Eduard Arzt awarded for scientific understanding between the USA and Europe
Eduard Arzt, Professor of New Materials at Saarland University and Scientific Director of the INM – Leibniz Institute for New Materials, was awarded the highest distinction of the TMS – The Minerals, Metals and Materials Society on the occasion of a research visit to the USA. At the invitation of the University of California in San Diego, he gave the Stanford S. and Beverly P. Penner Distinguished Lecture.
TMS – The Minerals, Metals and Materials Society is a US association of 13,000 members from more than 70 countries. At its annual meeting on 2 March in Anaheim, California, the professional association conferred the dignity of TMS Fellow on Eduard Arzt. This distinction is considered the Society’s highest award and comes with an honorary lifetime membership. The tribute cites the following merits: „for acting as a bridge between US and European materials research, global leadership, seminal contributions to the field, and leading major materials research institutes.” In his acceptance speech, Prof. Arzt emphasized the unique privilege of science to be able to form international connections, cooperations, and friendships, often outside geopolitical developments. International associations such as the TMS also played a significant role in this.

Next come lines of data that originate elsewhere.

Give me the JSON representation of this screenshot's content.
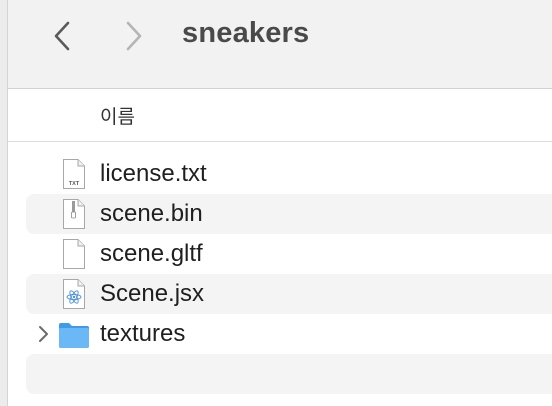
{
  "window": {
    "title": "sneakers"
  },
  "toolbar": {
    "back_icon": "chevron-left-icon",
    "forward_icon": "chevron-right-icon"
  },
  "columns": {
    "name_header": "이름"
  },
  "files": [
    {
      "name": "license.txt",
      "icon": "text-file-icon",
      "badge": "TXT"
    },
    {
      "name": "scene.bin",
      "icon": "archive-file-icon"
    },
    {
      "name": "scene.gltf",
      "icon": "blank-file-icon"
    },
    {
      "name": "Scene.jsx",
      "icon": "react-file-icon"
    },
    {
      "name": "textures",
      "icon": "folder-icon",
      "expandable": true
    }
  ],
  "colors": {
    "folder": "#5aaef0",
    "toolbar_bg": "#f2f2f2",
    "row_alt_bg": "#f4f4f4"
  }
}
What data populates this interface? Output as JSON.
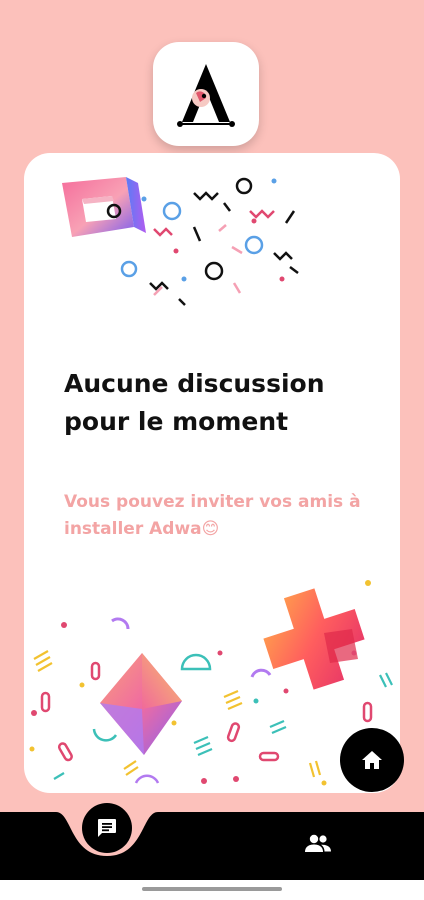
{
  "empty_state": {
    "title": "Aucune discussion pour le moment",
    "subtitle": "Vous pouvez inviter vos amis à installer Adwa😊"
  },
  "icons": {
    "logo": "adwa-a-logo-icon",
    "home": "home-icon",
    "chat": "chat-bubble-icon",
    "contacts": "people-icon"
  },
  "colors": {
    "background": "#fcc1bb",
    "card": "#ffffff",
    "title": "#111111",
    "subtitle": "#f3a4a4",
    "nav": "#000000"
  }
}
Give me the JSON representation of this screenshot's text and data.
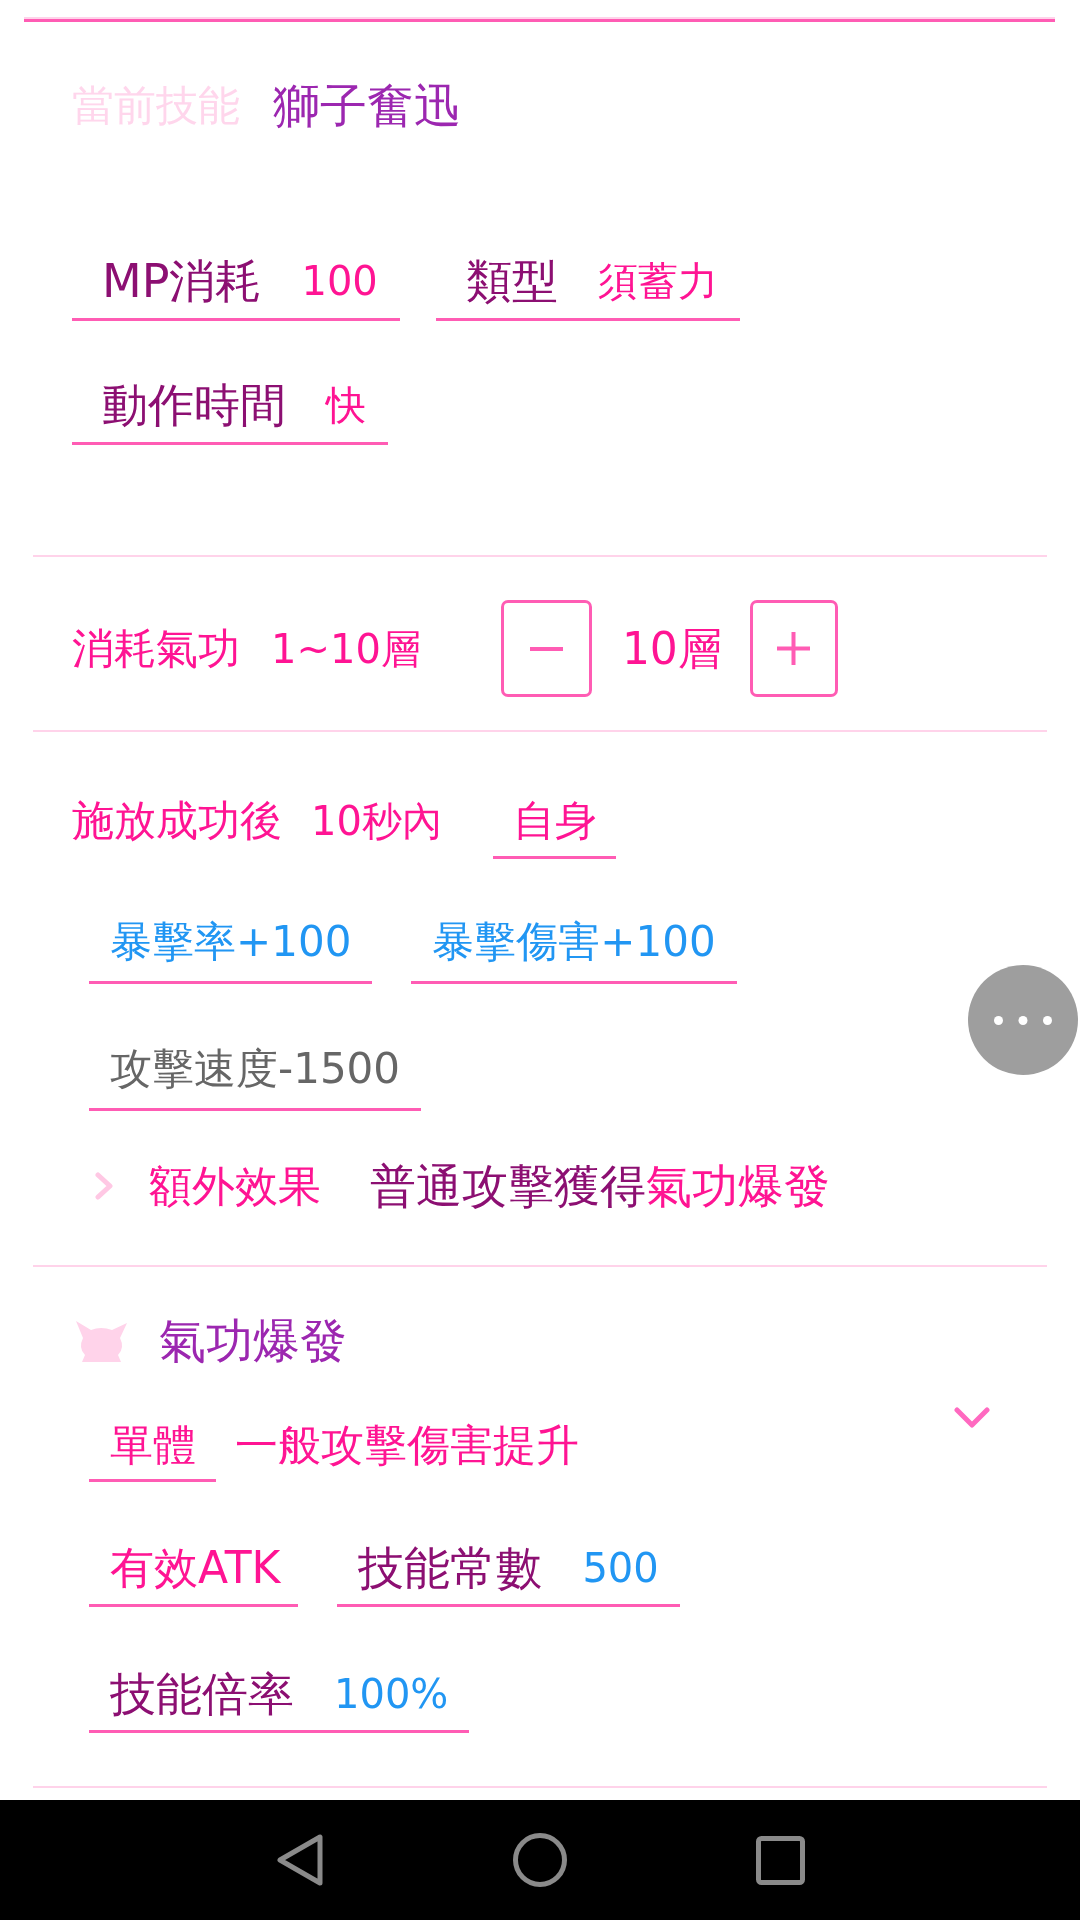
{
  "header": {
    "label": "當前技能",
    "skill_name": "獅子奮迅"
  },
  "skill_info": [
    {
      "label": "MP消耗",
      "value": "100"
    },
    {
      "label": "類型",
      "value": "須蓄力"
    },
    {
      "label": "動作時間",
      "value": "快"
    }
  ],
  "qigong_cost": {
    "label": "消耗氣功",
    "range": "1~10層",
    "amount": "10層"
  },
  "after_cast": {
    "label": "施放成功後",
    "duration": "10秒內",
    "target": "自身",
    "buffs": [
      {
        "text": "暴擊率+100",
        "kind": "bonus"
      },
      {
        "text": "暴擊傷害+100",
        "kind": "bonus"
      },
      {
        "text": "攻擊速度-1500",
        "kind": "penalty"
      }
    ],
    "extra_effect": {
      "label": "額外效果",
      "text": "普通攻擊獲得",
      "highlight": "氣功爆發"
    }
  },
  "effect": {
    "name": "氣功爆發",
    "target": "單體",
    "description": "一般攻擊傷害提升",
    "params": [
      {
        "kind": "term",
        "label": "有效ATK"
      },
      {
        "kind": "stat",
        "label": "技能常數",
        "value": "500"
      },
      {
        "kind": "stat",
        "label": "技能倍率",
        "value": "100%"
      }
    ]
  }
}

The University of California in San Diego (UCSD) has also invited Eduard Arzt to deliver the Stanford S. and Beverly P. Penner Distinguished Lecture 2022. It is held in honor of the founder of UCSD’s engineering program, and this time was the first event of its kind since the onset of the COVID pandemic. Stanford S. Penner was a native of Unna in North Rhine-Westphalia and was considered a pioneer in thermal physics and modern rocket propulsion. The high reputation of today’s Mechanical and Aerospace Engineering (MAE) Department at UCSD is due to the vision of his founding father at the time. This year’s Penner Lecture was held on 21 March as a hybrid event. The title of Eduard Arzt’s lecture was: “To stick or not to stick – how bioinspiration is changing micromanipulation”.
At the invitation of the University of California, Eduard Arzt is currently spending a research stay of several weeks in Santa Barbara. The aim is to model and simulate complex handling processes using gecko-inspired gripping systems. The focus is on explaining the maximum possible adhesive forces between microstructured polymer surfaces and various target objects, the manipulation, and placement of micro-objects, and the potential of such grippers to capture space debris. The leading cooperation partner is Prof. Robert M. McMeeking, holder of the Leibniz Chair at INM.